In the United States, for example, the re-election of Donald Trump would have enormous consequences for geopolitics, the country's allies and enemies, and for the United States itself. But at the same time, Joe Biden's re-election would not remove pressure on the international order, as the institutional deadlock in Congress would persist, as would the dysfunction of the Republican Party.

Both factors are already distorting U.S. foreign policy under the current administration, as evidenced by the struggle over continued financing of the war in Ukraine. This has enormous consequences for the many other countries that rely on the US as an ally: even if the money continues to flow for the time being, an uncertain commitment is less valuable than a certain one.

“We can no longer take for granted the promise of unquestioned U.S. engagement in the world,” Elizabeth Saunders, a political scientist at Columbia University who studies U.S. foreign policy, told me this week. “Whoever wins the presidential election will have to deal with that reality.”

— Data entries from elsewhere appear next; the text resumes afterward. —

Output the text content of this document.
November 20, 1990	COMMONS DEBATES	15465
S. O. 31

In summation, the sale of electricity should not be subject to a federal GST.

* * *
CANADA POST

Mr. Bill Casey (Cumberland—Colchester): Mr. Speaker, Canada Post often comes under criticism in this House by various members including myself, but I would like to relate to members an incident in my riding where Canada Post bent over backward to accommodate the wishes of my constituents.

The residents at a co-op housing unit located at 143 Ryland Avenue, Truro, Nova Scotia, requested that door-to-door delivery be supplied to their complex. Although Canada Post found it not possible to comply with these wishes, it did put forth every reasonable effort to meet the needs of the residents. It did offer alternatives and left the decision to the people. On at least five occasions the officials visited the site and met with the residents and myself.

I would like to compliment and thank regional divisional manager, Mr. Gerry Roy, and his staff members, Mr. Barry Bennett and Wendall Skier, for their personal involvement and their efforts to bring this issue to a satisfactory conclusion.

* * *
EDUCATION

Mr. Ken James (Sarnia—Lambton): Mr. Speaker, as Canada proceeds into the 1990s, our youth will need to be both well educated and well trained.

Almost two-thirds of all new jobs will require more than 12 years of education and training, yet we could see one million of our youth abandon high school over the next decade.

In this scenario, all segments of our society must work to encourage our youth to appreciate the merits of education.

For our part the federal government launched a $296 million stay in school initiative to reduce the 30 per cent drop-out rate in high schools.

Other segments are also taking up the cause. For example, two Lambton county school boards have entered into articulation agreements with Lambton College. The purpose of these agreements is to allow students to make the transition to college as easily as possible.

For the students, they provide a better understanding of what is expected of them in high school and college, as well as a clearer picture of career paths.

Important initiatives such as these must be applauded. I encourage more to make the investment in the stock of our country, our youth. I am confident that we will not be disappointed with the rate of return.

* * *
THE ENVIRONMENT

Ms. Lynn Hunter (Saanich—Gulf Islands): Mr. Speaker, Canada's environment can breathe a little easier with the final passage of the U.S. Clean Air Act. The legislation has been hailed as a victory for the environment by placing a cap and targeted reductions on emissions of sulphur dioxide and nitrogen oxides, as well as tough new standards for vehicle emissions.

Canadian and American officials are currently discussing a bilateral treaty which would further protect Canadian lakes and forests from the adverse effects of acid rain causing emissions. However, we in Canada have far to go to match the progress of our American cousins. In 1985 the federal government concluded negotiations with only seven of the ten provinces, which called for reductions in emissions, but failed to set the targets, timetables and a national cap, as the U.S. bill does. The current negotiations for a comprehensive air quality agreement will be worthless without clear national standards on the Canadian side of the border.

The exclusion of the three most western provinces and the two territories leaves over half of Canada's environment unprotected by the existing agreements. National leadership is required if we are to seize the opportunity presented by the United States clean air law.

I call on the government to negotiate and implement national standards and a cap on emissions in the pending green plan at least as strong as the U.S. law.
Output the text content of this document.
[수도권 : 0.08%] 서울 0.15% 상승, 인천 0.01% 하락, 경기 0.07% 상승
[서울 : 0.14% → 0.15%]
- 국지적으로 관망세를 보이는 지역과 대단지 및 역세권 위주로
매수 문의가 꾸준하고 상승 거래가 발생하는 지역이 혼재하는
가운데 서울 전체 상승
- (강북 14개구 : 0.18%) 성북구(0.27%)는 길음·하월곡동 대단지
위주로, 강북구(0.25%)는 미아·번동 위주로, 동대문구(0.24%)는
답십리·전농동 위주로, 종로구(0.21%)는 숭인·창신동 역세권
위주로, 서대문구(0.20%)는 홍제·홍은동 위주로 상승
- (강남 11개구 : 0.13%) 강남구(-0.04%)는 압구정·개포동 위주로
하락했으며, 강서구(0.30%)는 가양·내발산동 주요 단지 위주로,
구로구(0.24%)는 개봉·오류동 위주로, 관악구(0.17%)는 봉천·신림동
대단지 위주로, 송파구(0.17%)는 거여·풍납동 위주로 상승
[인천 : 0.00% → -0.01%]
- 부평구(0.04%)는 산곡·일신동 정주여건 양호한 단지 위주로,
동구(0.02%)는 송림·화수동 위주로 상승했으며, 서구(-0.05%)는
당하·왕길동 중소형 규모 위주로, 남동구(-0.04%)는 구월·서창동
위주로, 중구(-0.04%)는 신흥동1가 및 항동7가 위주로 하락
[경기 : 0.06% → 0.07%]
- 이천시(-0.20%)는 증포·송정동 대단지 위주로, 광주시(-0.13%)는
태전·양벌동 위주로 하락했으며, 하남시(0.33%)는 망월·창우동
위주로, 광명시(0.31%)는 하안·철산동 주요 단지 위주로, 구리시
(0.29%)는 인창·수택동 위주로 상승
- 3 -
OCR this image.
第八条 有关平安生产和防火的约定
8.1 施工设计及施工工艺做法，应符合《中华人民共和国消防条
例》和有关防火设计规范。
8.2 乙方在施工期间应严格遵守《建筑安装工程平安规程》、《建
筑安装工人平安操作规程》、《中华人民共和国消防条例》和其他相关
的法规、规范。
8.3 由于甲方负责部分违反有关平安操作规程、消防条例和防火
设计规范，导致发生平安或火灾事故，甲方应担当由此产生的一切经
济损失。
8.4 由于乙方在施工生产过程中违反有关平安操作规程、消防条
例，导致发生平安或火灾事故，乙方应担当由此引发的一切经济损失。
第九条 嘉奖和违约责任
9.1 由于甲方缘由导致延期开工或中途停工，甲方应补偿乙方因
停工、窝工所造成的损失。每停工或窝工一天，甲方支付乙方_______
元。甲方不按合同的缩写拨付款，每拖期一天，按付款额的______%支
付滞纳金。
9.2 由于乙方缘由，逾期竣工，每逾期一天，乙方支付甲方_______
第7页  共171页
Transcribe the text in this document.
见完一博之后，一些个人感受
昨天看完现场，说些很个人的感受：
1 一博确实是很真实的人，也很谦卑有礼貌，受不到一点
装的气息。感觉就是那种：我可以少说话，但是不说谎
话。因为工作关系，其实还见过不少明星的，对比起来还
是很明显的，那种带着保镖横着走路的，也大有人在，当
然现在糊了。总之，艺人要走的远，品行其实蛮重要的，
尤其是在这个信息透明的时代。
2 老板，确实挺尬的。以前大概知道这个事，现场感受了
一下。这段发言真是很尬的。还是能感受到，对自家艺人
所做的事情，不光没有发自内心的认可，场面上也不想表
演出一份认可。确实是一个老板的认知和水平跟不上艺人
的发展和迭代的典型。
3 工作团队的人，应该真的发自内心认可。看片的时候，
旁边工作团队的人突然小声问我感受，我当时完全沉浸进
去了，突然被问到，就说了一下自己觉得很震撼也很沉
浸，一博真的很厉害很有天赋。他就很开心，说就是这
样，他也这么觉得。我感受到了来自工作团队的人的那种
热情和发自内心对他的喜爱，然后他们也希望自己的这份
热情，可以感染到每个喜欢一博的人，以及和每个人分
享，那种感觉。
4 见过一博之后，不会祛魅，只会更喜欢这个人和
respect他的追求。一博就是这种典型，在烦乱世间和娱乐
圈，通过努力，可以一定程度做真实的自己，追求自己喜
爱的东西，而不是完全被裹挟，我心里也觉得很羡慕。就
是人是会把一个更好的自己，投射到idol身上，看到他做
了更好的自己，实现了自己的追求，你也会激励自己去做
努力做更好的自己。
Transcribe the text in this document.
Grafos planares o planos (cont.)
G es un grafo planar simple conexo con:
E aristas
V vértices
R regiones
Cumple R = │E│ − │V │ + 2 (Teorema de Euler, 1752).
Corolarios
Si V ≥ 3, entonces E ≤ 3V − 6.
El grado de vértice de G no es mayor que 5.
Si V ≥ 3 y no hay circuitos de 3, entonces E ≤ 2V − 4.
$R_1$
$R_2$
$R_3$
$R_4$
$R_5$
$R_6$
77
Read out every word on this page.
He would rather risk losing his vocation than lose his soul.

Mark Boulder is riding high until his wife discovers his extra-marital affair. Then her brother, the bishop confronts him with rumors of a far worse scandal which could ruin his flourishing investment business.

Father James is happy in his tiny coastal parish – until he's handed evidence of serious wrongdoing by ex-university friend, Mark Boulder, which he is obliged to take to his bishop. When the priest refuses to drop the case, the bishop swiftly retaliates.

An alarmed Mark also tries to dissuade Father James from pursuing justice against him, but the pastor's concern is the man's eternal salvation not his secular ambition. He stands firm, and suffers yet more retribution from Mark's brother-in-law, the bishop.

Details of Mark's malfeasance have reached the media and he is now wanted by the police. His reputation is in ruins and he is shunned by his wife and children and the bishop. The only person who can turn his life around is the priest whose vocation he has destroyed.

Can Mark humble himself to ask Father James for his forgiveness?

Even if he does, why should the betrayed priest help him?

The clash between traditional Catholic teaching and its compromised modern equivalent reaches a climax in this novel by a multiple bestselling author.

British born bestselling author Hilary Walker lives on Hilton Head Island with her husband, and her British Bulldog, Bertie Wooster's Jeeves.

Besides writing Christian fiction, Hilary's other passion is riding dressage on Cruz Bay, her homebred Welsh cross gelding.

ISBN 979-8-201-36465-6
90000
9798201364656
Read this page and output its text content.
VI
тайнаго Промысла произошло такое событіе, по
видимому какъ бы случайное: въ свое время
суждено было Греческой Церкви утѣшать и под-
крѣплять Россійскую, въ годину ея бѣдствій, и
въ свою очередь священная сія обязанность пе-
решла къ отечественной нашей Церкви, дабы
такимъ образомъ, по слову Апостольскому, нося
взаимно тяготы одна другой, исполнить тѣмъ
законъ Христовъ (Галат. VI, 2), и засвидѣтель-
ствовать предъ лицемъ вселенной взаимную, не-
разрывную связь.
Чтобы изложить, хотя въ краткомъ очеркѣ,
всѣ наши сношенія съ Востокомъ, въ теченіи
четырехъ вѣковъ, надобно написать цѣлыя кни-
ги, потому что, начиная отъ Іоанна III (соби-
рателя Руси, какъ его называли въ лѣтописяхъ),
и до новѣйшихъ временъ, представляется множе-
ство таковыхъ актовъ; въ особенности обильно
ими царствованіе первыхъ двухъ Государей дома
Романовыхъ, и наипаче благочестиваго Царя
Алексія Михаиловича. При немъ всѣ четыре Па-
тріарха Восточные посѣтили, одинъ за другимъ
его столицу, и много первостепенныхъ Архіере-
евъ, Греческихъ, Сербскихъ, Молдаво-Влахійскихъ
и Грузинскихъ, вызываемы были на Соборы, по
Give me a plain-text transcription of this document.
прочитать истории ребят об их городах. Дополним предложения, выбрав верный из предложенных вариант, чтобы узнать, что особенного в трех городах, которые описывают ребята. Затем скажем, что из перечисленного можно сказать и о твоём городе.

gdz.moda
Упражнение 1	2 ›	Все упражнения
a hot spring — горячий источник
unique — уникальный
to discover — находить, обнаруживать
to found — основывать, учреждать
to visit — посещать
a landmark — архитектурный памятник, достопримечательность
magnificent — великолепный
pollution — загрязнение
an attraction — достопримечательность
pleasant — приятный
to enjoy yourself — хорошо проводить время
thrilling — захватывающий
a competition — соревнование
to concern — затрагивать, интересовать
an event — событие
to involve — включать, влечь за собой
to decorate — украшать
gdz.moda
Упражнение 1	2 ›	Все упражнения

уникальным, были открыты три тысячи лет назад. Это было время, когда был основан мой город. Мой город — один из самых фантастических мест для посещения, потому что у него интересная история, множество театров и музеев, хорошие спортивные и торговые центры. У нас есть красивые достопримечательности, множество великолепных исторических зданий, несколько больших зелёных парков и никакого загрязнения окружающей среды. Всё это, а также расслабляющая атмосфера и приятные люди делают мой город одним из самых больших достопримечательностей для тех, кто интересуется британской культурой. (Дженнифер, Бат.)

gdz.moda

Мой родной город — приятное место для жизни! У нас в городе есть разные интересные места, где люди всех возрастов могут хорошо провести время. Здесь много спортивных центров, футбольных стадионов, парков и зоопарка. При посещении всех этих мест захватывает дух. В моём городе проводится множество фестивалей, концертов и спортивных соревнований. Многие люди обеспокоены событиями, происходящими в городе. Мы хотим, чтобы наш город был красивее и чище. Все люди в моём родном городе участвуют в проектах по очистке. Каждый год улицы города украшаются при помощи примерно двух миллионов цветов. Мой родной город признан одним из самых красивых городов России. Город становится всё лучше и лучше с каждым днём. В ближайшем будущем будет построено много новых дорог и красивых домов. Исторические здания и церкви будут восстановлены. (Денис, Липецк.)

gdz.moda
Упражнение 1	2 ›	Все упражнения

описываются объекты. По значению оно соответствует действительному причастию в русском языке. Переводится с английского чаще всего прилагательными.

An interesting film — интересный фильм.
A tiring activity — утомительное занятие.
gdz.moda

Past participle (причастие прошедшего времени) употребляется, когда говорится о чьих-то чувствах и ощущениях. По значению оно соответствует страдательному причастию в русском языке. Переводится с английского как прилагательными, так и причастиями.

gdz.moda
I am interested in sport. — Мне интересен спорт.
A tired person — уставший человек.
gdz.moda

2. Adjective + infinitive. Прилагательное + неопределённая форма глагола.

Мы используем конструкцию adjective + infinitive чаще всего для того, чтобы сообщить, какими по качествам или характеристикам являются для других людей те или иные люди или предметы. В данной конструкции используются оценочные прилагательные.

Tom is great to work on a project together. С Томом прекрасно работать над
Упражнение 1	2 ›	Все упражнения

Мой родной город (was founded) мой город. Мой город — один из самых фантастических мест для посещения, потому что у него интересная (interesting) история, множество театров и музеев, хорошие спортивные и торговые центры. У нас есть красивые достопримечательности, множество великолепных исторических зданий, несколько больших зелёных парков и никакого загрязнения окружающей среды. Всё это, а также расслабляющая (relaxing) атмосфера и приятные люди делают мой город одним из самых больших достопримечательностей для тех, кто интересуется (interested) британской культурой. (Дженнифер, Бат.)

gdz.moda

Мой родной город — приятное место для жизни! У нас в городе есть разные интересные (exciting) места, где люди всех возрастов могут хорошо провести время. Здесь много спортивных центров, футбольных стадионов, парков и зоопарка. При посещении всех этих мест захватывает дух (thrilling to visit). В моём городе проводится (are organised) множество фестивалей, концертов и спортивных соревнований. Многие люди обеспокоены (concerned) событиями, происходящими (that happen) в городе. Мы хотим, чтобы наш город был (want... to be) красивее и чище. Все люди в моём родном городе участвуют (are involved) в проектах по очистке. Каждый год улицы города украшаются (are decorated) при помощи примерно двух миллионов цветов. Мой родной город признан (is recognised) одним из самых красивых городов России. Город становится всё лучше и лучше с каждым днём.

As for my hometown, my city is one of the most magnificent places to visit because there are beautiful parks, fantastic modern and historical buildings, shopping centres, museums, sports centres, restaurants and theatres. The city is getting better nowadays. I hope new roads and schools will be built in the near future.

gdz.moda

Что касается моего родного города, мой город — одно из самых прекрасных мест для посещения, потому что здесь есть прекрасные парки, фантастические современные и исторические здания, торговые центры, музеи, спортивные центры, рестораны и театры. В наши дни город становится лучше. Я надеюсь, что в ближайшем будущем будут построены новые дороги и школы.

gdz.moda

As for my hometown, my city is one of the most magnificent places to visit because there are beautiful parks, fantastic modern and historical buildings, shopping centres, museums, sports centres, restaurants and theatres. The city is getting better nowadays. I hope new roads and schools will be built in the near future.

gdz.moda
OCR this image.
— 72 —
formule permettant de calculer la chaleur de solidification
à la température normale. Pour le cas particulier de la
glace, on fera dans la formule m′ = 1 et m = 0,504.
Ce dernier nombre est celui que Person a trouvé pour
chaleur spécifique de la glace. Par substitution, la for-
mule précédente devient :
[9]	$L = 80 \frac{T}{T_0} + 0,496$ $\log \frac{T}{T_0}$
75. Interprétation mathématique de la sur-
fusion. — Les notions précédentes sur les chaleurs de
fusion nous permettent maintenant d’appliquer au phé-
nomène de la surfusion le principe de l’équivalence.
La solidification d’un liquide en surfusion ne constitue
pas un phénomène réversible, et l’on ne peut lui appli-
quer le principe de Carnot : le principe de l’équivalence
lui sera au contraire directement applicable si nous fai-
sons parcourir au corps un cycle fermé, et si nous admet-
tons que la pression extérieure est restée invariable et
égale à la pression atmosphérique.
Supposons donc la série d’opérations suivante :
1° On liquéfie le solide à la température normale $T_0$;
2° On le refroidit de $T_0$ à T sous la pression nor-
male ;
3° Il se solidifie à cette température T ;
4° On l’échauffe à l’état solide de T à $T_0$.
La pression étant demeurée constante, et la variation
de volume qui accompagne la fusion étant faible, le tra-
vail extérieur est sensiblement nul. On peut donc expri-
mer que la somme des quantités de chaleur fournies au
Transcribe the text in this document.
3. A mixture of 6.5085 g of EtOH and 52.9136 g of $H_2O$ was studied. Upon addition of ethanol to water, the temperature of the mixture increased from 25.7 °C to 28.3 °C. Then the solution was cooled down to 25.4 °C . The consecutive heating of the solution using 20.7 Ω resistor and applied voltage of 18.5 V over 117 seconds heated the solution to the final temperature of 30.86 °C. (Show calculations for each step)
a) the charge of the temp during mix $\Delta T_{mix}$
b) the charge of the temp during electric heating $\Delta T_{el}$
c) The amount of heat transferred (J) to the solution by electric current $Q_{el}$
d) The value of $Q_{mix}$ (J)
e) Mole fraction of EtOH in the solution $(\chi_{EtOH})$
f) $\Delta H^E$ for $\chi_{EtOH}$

Institutions work best when they are built on a strong foundation of trust and reliability, and are rooted in established systems. Going back to my analogy with the subway, a tube system that you can count on reliably every day expands the places where commuters can live, means they can buy fewer cars, and becomes a supporting part of daily schedules.

In contrast, a system that is often unavailable is a system that cannot support any of these things. The entire system works less well.

And countries around the world have seen political polarization, populist governments and years of political chaos undermined courts and other institutions, creating exactly those kinds of problems. They still function, they still largely fulfill their intended role, but they cannot be counted on to the same extent. In that world, uncertainty is increasingly becoming a factor. In that world you need more backup plans, more individual solutions and more redundant infrastructure layers. It is less efficient.

“The institution has become less and less reliable” is not exactly clickbait. But sometimes it's the most important story.